Two new standout concept cars are futuristic looking all-electric models from BMW, with barely a hint of chrome, except on the tire rims.
The BMW i3 city-sized compact and the larger BMW i8 sedan are constructed mostly of super light, super strong carbon fiber, which is 50 percent lighter than steel. Carbon fiber is also 50 times more expensive than steel, which explains why it's been used only on Formula One racecars, some super-expensive sports and in the aviation industry.
Both BMW i3 and i8 concepts are built on a lightweight aluminum chassis and topped with a carbon fiber shell, which BMW calls a "life module." The aluminum and carbon construction cuts as much as 650 pounds from vehicle weight, offsetting the added weight of the lithium ion batteries to power them.
The carbon fiber is strong enough to allow the i8 concept car to feature swing-up gullwing-style doors, connected to the frame by literally a thread.

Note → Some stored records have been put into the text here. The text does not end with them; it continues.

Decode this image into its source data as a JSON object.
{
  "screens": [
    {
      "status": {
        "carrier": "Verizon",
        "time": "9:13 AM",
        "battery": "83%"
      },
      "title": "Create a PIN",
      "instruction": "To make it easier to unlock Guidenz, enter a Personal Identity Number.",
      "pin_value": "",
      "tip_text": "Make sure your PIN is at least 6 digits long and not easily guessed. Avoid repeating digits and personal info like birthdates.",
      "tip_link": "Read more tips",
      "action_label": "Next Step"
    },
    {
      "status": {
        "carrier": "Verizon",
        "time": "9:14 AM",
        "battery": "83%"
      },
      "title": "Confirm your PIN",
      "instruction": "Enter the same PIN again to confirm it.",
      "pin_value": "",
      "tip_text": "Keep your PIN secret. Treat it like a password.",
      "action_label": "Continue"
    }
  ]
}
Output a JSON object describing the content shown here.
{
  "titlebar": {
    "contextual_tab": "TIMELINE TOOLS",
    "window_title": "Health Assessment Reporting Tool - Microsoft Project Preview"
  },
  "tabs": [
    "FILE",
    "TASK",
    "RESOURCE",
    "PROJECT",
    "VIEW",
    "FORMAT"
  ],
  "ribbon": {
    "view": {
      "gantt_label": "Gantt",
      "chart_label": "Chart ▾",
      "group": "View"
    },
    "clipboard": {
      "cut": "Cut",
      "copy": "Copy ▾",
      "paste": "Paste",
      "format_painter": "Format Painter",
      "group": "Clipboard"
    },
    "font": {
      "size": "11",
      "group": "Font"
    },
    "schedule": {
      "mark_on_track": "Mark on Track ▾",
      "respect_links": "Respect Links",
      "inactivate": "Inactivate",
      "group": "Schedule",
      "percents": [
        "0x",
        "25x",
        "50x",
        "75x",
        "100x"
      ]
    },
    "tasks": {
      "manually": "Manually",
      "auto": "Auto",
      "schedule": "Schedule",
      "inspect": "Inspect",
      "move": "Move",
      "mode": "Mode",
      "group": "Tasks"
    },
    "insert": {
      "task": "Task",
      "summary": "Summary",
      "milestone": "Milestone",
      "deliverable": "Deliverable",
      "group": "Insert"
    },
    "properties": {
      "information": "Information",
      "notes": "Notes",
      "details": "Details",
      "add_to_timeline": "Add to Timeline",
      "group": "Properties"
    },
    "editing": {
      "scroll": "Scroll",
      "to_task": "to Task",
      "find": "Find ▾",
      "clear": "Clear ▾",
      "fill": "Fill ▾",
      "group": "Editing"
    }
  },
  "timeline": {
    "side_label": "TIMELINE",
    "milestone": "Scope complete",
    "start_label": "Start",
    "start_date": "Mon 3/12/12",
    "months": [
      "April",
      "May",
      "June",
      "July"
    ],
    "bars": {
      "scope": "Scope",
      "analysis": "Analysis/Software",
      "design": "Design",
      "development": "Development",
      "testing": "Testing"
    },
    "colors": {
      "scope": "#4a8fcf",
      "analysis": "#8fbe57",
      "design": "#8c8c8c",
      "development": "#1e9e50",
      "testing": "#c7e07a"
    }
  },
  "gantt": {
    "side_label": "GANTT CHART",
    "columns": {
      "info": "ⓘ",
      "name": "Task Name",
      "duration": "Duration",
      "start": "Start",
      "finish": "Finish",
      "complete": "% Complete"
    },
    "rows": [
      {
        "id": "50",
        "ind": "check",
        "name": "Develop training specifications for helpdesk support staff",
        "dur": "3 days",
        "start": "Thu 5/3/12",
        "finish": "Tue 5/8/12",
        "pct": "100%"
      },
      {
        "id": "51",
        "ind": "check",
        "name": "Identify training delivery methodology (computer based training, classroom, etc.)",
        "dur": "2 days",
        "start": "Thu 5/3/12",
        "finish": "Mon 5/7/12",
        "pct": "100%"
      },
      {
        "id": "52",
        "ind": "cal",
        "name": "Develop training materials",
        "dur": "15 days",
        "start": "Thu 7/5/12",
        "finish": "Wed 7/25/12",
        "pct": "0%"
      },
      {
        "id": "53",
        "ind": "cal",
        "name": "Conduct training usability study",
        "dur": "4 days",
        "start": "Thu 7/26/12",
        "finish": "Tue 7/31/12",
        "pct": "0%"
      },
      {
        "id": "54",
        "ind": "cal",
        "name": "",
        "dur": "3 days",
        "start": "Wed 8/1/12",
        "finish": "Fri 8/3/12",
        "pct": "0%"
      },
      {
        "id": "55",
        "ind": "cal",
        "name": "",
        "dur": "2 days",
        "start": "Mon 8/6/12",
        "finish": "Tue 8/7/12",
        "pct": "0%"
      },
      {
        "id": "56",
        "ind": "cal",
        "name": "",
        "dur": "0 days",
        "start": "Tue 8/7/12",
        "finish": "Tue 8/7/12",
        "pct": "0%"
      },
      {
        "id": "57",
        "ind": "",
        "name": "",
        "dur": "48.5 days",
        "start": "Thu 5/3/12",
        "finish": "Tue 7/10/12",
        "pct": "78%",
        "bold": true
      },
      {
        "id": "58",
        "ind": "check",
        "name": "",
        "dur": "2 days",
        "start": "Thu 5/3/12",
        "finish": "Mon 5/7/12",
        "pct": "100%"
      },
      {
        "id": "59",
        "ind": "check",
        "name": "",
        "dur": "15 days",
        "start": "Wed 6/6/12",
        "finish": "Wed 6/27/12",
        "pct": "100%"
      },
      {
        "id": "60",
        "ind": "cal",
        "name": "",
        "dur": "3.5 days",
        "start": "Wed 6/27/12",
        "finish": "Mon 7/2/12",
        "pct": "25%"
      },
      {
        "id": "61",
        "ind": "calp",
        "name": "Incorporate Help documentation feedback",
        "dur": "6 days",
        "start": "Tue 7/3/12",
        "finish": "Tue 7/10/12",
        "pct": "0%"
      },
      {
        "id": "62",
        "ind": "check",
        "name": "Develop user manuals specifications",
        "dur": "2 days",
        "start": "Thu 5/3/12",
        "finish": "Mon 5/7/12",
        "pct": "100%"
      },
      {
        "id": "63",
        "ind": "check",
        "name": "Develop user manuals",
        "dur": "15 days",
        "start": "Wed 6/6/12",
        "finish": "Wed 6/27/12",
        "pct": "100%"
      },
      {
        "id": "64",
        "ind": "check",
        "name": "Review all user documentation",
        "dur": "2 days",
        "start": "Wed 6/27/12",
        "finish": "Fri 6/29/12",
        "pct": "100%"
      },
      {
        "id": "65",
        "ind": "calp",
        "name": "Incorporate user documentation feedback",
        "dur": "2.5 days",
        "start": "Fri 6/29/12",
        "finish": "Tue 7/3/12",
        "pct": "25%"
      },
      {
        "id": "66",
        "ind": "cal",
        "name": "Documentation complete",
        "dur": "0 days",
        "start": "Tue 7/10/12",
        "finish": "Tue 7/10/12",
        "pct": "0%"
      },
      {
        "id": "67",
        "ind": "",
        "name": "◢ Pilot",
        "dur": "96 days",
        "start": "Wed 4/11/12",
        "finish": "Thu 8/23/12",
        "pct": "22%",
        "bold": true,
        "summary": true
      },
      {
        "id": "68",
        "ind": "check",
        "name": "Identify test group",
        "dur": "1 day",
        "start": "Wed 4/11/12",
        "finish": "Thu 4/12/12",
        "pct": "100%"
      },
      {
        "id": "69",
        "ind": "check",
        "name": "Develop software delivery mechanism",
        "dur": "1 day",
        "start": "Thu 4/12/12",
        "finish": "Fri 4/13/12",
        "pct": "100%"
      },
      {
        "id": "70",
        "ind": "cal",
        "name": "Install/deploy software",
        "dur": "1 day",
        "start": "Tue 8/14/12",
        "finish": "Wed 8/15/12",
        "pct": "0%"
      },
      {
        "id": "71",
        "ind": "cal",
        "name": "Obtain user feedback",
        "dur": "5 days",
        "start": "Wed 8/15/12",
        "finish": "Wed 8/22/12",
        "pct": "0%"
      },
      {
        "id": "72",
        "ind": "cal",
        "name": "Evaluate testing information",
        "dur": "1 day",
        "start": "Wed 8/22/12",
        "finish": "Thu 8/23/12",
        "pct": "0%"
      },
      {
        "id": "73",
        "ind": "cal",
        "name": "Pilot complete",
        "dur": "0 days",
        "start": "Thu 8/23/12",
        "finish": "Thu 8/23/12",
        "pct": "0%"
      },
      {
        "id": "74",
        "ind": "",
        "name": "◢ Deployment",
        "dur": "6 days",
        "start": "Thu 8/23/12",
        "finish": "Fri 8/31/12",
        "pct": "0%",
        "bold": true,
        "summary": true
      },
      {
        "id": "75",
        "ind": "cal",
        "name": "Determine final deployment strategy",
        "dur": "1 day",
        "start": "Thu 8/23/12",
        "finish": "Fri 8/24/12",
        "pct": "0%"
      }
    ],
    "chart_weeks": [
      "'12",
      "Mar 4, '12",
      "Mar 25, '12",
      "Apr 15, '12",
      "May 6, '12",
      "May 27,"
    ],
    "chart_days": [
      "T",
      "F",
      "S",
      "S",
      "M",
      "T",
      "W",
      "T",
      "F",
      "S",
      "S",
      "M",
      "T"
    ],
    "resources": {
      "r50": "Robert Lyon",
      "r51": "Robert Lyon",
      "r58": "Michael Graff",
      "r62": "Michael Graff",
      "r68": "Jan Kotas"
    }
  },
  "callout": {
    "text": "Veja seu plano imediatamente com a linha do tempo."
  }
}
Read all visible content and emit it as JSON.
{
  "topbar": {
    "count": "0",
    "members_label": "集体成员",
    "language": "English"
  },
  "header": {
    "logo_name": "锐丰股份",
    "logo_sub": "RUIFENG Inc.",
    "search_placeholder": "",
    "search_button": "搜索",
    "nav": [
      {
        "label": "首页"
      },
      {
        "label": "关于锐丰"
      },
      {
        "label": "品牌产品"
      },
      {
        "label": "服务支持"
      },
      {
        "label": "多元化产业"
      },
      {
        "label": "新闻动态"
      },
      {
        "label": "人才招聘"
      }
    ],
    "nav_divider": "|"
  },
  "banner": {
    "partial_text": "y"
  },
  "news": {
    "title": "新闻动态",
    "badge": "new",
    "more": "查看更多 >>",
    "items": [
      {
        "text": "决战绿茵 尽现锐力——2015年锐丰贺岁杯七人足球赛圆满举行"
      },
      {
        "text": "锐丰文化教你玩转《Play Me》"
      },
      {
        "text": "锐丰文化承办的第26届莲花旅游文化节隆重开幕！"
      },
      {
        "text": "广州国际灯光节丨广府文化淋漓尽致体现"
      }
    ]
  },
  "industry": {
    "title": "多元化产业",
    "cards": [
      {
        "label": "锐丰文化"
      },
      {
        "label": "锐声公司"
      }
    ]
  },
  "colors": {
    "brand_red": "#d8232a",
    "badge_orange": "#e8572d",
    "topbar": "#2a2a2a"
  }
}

BMW has partnered with a German-based SGL Carbon to manufacture the high-tech material both in the U.S. and Germany. The interior is open and airy, with what BMW describes as a "lounge-style ambiance."
Even though the vehicles are still a couple of years away from the street, a pre-production model of the i8 concept is a guest star in the new "Mission Impossible 4 -- Ghost Protocol" action movie. You'll see it parked at the entrance of the over-the-top ship-shaped five-star Burj Al Arab resort hotel in Dubai. But since this i8 is too valuable for movie chase scenes, those feature a 2012 BMW 6 Series sedan.
BMW's Henrik Wenders told me both vehicles have a "perfect 50-50 weight distribution and a low center of gravity," so drive dynamics will match that of conventional gas and diesel Beemers, including acceleration.
The smaller i3 city car is a pure electric vehicle, with a 125-kW motor over the rear axle that can accelerate the vehicle from 0-to-37 mph in under 4 seconds, and to 62 mph in less than 8 seconds. The i3 will have a top speed of 93 mph.
The BMW i8 is a plug-in gas-electric hybrid with a unique powerplant design. A turbocharged three-cylinder engine producing 163 horsepower powers the rear axle, and a 164 kW motor powers the front. BMW says the i8 can travel about 20 miles on electric power alone, which BMW calls eDrive. Acceleration is 0-to-60 mph in less than 5 seconds. This is similar to the high performance M3 sports car that has a top speed of 155 mph. And, the i8 will recharge fully in less than 2 hours.
Despite the size and power differences, both of these four-passenger concept cars have a driving range of up to 100 miles between charges. Wenders told me BMW is considering an extended-range version of the larger i8. In a nod to the past, both have bench-style seating in the front and rear seats.
The i3, introduced previously as the BMW Megacity Vehicle, is scheduled to be available at the end of 2013, followed by the i8 in 2014. There's no word yet on how much these vehicles might cost, either to buy or lease. They are both part of BMW's Vision Dynamics program, focusing on sustainable mobility (mostly plug-in electric and plug-in hybrid electric). BMW owns and manufactures the Mini Cooper brand, including the electric version, the e-Mini.
SGL's new carbon fiber production plant in Moses Lake, Wash., became operational just this past summer. It is powered completely by renewable hydroelectric power. However, the carbon fiber for the i3 and i8 cars will be produced in Germany, close to BMW's production facility in Leipzig. This newly expanded and updated assembly line also is powered by renewable energy.